Stroll the Atlanta BeltLine, a 33-mile loop that circles the city, and take a break at Ponce City Market, a food hall with everything from Indian street eats to artisan coffee. Find souvenirs in the market’s shops, have a drink at the beer garden, play a round of miniature golf on the rooftop, or ride the three-story slide at Skyline Park. For a leisurely afternoon outdoors, bring a picnic to Piedmont Park. In the summer, kids can cool off at the park’s public swimming pool or Legacy Fountain splash pad. If you explore downtown, visit Centennial Olympic Park, 22 acres where you can see multiple attractions in one place. Hunt for sharks at the Georgia Aquarium, tour the National Center for Civil and Human Rights, and stop by the World of Coca-Cola to sample more than 100 flavors of soda. Head to the other side of the park for a studio tour of the CNN Center and a view of Atlanta’s SkyView Ferris wheel. Before you leave, take a selfie in front of The Spectacular, an aluminum sculpture of the Olympic rings near the park’s east entrance.
What’s often called “the I-85 rivalry” gained even more momentum on Dec. 17, 2019, the day Major League Soccer formally granted Charlotte its own franchise.
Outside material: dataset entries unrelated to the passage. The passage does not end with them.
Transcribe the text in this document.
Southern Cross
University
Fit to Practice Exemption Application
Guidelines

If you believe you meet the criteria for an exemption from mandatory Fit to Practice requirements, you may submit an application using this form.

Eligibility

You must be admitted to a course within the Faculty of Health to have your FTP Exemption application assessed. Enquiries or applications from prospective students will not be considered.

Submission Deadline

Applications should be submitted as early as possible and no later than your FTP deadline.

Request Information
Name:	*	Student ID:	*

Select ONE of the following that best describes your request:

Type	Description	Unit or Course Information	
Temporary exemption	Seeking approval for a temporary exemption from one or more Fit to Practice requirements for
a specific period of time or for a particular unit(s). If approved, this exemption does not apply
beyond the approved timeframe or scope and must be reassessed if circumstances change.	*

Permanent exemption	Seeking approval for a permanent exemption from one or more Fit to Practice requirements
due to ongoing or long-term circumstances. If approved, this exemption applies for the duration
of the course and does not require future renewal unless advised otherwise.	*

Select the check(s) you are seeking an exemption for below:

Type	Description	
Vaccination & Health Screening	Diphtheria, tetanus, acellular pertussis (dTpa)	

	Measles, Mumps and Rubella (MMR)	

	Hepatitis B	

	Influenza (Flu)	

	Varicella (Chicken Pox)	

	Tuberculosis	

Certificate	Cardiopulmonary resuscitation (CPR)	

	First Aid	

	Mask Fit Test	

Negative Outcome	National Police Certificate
Team owner David Tepper promised that Charlotte-Atlanta would be “a hell of a rivalry,” and the league proclaimed the start of an “I-85 Derby” with Atlanta United.
Now, Charlotte FC fans fill the upper level at Mercedes-Benz Stadium with Carolina blue. Fan clubs like Mint City Collective organize watch parties and bus trips for away games, and Charlotte FC’s Chief Fan Officer Shawn McIntosh says he’s already sensing quite a rivalry. “Right off the bat, there are so many great parallels,” he says. “Both teams are owned by NFL owners and play in NFL stadiums. There are a lot of things that Atlanta has done well that we can look at. This has all the ingredients for a really fun rivalry: geography, social media where fans can engage, and really passionate fan bases on both sides.”
Ticket prices can add up, so get familiar with Atlanta CityPASS, a discounted ticket package the city debuted in 2019. CityPASS gets you admission to five popular spots, including the Georgia Aquarium, World of Coca-Cola, and Zoo Atlanta. For your last two attractions, choose between the National Center for Civil and Human Rights, Fernbank Museum of Natural History, and the Chick-fil-A College Football Hall of Fame. A CityPASS is $77 for adults and $63 for kids 12 and under. It gets you expedited entry during peak times, and it’s valid for nine days.
TAYLOR BOWLER is the lifestyle editor.